Hunsrück-Hochwald National Park
Since we came out to Hunsrück-Hochwald for a winter weekend, we were set on doing some hiking in a snowy white winter wonderland. We were very close to one of Germany’s newest national parks so we decided this was the place to go get lost. Hunsrück-Hochwald National Park was openend in 2015 and I think it can definitely make some progress in its marketing activities.
There’s not much information to be found about this new park. We had no idea where we could park the car or if there was some sort of visitor center. Even the nice lady at our reception desk struggled to give us some good tips. She actually looked a bit scared when we told her we wanted to do some hiking there. “By yourself?”. Uh yes. I can’t help but wonder what she knows that we don’t (wolves, bears, mutant deer?)… Anyway, if you think “Google knows all”, you’re wrong: not even Google Maps knows where it is. Talking about off the grid. In the end – thanks to a good old paper map – we drove to a parking lot close to the Keltischer Ringwall near the village of Nonnweiler. In case you want to go: check the coordinates. You’re welcome.
There is a – very confusing – map at the parking lot, but since we are four experienced hikers we thought we’d be alright. WRONG. Or maybe not wrong, but man, for a country so well organized as Germany, you’d expect some well thought of trails, WITH signs. And let me remind you: it was opened in 2015, but nobody thought of decent signage? So yeah, we got lost. A thousand times. It was a great hike though and the only other people we saw on the trail were two guys and their dogs. We had the forest to ourselves, which is always cool.

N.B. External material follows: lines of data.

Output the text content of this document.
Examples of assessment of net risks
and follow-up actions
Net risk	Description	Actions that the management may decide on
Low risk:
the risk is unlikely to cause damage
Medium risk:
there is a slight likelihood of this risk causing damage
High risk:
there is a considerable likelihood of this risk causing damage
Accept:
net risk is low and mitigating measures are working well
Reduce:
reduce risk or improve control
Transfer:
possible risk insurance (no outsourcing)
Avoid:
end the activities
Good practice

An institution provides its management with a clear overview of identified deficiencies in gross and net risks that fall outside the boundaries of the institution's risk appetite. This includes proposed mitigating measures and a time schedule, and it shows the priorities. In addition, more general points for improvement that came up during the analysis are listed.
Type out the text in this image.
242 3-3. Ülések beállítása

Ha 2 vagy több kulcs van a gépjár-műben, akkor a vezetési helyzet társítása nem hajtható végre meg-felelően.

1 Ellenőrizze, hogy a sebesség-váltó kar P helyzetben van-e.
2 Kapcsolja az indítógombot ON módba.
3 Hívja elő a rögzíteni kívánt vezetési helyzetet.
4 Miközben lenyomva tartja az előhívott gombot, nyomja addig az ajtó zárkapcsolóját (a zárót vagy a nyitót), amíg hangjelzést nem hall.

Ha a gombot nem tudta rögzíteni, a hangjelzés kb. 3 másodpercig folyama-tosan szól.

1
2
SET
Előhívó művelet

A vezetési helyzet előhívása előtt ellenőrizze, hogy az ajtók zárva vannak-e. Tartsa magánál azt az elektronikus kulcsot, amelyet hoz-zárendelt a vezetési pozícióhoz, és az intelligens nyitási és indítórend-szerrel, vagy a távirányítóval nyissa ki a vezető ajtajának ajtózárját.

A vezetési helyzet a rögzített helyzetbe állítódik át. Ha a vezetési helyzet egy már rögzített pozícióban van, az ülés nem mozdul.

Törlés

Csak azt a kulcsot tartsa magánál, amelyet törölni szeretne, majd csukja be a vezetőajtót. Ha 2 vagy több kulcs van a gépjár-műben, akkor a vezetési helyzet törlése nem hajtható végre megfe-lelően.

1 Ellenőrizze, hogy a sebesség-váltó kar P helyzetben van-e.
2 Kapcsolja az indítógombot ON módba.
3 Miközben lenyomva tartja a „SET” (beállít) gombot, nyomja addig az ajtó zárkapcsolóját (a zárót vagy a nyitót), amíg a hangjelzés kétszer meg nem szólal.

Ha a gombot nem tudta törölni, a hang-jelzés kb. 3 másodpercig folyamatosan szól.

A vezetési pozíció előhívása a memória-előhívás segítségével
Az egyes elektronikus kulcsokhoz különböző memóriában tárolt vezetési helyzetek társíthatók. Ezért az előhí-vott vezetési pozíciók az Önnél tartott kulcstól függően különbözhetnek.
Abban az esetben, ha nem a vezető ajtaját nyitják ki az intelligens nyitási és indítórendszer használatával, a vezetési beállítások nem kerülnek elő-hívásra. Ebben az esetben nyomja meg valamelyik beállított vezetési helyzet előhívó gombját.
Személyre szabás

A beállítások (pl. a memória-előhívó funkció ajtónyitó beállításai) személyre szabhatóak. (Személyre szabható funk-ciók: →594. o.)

After a few hours of walking in a wonderful winter wonderland we made it back to the car. Such a great hike! There’s nothing that I love more than getting lost in nature – especially if we have good friends join in on the fun. And we definitely got lost…
Schnitzel & Beer in Trier
Yes. Germany equals heavy meat dishes and beer, am I right? So after our into the woods adventure we figured we’d earned a decent meal and a beer. So we drove to Trier. I’ve been to Trier before and it’s such a lovely and quaint city, with lots of beautiful historic buildings.
The most famous structure in the city is the Porta Nigra (Black Gate) which dates back to the Roman era. Trier was one of the largest cities in the Roman Empire, and the gate was built somewhere between 186 en 200 AD. Another fun fact: Trier is the oldest city in Germany, and also the oldest seat of a bishop north of the Alps. I bet you didn’t know that! What can I say: everyday is a school day.
The central square was still decorated with festive Christmas lights which completely attributed to the fairytale vibe. We had dinner in a decent restaurant on the square, Zum Domstein. If you’re looking for a cozy vibe, large beers, and some sauerkraut or schnitzels, this is the place to go.
The main draw of our lovely little cabin, was the fireplace. Every second we were in the cabin, the guys did their job by keeping the fire burning. Maybe they took their job a little too seriously because it was so freaking hot in that cabin. Especially that night we used the stone grill for dinner… (No worries people, we combined it with champagne to keep it classy.)
We had so much fun on our couples retreat to Hunsrück-Hochwald. Drinking amazing wines, playing games, getting lost in the woods, and having great conversations all around. Let’s do it again sometime guys!